Untuk itu, Marwan mengatakan perlu adanya penanganan pemerintah atas masalah garam. Hal itu bisa dilakukan dengan menggunakan pendekatan kewilayahan (regionalisasi).
"Regionalisasi akan membuat penanganan lebih cepat. Cakupan wilayah yang lebih terbatas akan menjadikan penanganan lebih efektif," ujarnya dalam keterangan tertulis yang diterima detikcom, Senin (9/3/2020).
Baca juga: Garam Lokal Bakal Diserap 1,5 Juta Ton |
Dengan adanya regionalisasi, Anggota Fraksi Partai Kebangkitan Bangsa (FPKB) ini menilai pemerintah dapat memproteksi petani garam.
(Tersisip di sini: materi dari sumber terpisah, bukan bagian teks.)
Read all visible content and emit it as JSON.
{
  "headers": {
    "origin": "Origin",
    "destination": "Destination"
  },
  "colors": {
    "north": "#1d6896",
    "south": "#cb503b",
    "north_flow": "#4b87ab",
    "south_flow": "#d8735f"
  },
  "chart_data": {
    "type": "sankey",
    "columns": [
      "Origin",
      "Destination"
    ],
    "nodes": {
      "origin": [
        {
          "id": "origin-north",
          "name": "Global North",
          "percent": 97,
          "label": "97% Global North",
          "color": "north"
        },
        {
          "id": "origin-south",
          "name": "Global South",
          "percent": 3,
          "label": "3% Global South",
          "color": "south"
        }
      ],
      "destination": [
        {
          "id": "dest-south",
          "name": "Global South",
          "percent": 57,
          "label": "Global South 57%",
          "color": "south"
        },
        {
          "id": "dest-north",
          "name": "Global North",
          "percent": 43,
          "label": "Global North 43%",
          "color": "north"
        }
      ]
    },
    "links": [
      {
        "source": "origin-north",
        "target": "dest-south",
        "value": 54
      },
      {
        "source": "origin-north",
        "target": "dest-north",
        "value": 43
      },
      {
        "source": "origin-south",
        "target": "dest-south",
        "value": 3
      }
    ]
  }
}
Misalnya dimulai dengan edukasi, pendampingan, hingga distribusi. Temasuk mengambil peran dalam advokasi harga.
Menurutnya, ada dua permasalahan garam yang muncul setiap tahunnya. Pertama adalah harga yang anjlok. Kedua adalah anggapan bahwa garam rakyat kualitasnya masih rendah, sehingga tidak masuk pada garam industri.
Kualitas garam rakyat masih sering disebut di bawah Standar Nasional Indonesia (SNI) lantaran kadar NaCl kurang dari 94%. Padahal standar untuk garam konsumsi berkadar NaCl paling tidak 94% dan garam industri memerlukan kadar NaCl di atas 97%.
"Fasilitasi dan pendampingan kepada petani garam perlu lebih ditingkatkan. Salah satunya dengan lebih mengoptimalkan program pengembangan usaha garam rakyat (Pugar) agar semua garam petani benar-benar memenuhi SNI," ucapnya.
Menurutnya, program pemberdayaan petani harus didukung dengan kebijakan lain, seperti impor. Pemerintah perlu lebih bijak dalam mengambil langkah impor.
"Jadi, edukasi, pemberdayaan dan pendampingan kepada petani garam untuk memacu kualitas harus berjalan efektif sehingga dapat menekan impor garam," sebutnya.